Wednesday, September 3, 2008
the challenges that face Thirantha
This is a brief outline of a post hiring review I had with a 23yr boy, who we had just hired at Paradise Farm to train him into Ruwan’s position. Ruwan left on August 30th when I spoke to him about his handover notes, and today, Tuesday, 2nd September was Thirantha’s first day.
As I intend to post this into my kalpanakaranna blog, I would like to clarify for the reader some of the background. I am a director of Paradise Farm in Kitulgala, an organic estate of approximately 75 acres, which is primarily tea, but also includes a variety of crops but whose aim is to produce organic green tea of the utmost quality to sell in very limited quantities due to the capacity of the factory and the estate, at over Rs1,200 a kg to overseas markets. It is owned by Norwegians. I have known the chairman for over 40 years and that’s how I was appointed a director.
I have been asked and have agreed to oversee its management and accounting functions and have agreed to come to the farm twice a month to overlook the operations and report back on its numerous aspects.
Ruwan who has been trained whilst employed in accounting and computing in the farm left after about 4 years for a better paying job in Horana, where he has to be boarded and work as a scheduling clerk for a MDF board manufacturing BOI company, this being the first time away from home.

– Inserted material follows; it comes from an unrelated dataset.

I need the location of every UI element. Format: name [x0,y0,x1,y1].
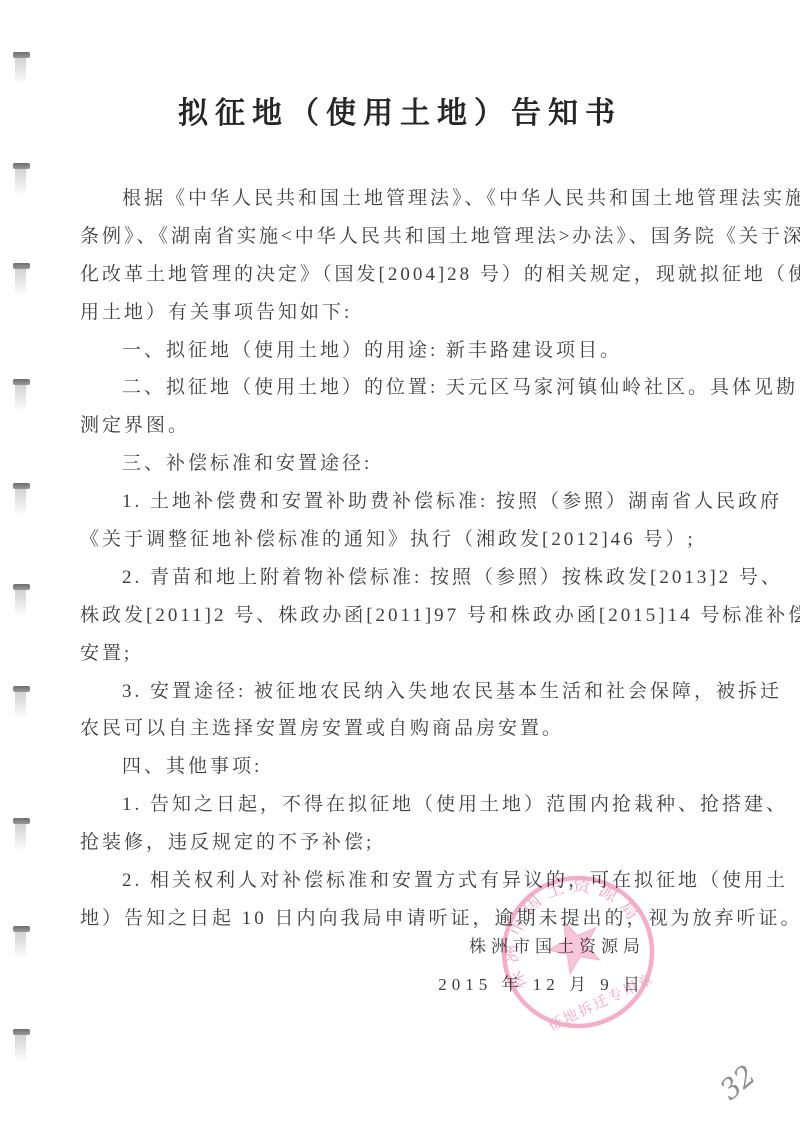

Like Ruwan, Thirantha also lives close to the farm and can walk from home. He has no training in Accounting, though he has a desktop at home and knows Microsoft Office, with Word and Excel being the functions we would need his skills as an accounts clerk, who we will have to pay to train in basic accounting skills so he can perform book-keeping tasks.
The additional attributes we found useful in hiring him was his experience working in Qatar for 2 years as a helper for a surveyor, who was building homes or hostels. The surveyor and the other people he was with were Sri Lankans and so his command of the English language is limited, but he appears to know and understand what is being said, and can also read and understand English. This being the background, I wanted to quite clearly on his first day at work, when fortuitously I happen to have also arrived, lay the expectations we have from him along with the benefits he will achieve by his services to the farm and how he can use it for personal gain in future.
I am recording this in this blog because the whole theme of my discussion, almost all of which was conducted in Sinhala, which went through lunch all the way to 5.30 was “kalpanakaranna”. I laid the emphasis of how important thinking was in the performance of his job along with illustrations of what I meant so that there was no element of doubt in his mind about a different interpretation.
I gave him a list of tasks we expect of him and why he needs to do those and what benefit would accrue to the organization from him carrying out those tasks diligently and according to a time-table. There is nothing worse for a person not to know why he is performing a task.
As if I had to state the obvious but it has to be stated because people in Sri Lanka cannot see what is so obvious because the education system has not taught them to think. So the mere fact of telling him to always look for areas where we can increase our revenue and look for areas where we can reduce our costs, does not seem to cross anyone’s mind as a basic requirement.
I was trying to get him to think of the lowest common denominator of the job, so that only tasks expected of him are done and ancillary and less important tasks when time permits. This being an agricultural organization, there is never a limit to the amount of work one can do. Accordingly, he needs to prioritize his work to do what is important before performing the lesser tasks, and be able to order the tasks in order of importance.
From what I gather no one really performs a detailed pep talk session on a one on one basis, so the recruit is quite clear as to the task at hand. We are great at exit interviews to know where we went wrong, but the first thing that really went wrong was there was no clear hiring interview to clarify the job description to explain all that is necessary in the performance of that particular function.
Due to some exposure to a foreign country he was better able to understand the idiosyncrasies of Sri Lanka and the way people behave. Scolding appears to garner respect, while politeness gives the impression of weak leadership. Performance of needed tasks in a job description is important and nothing riles the employer more than the non-performance of such tasks.
He left with the knowledge taht the 4 hours I spent with him was most important for the job and in the future to lay the foundation.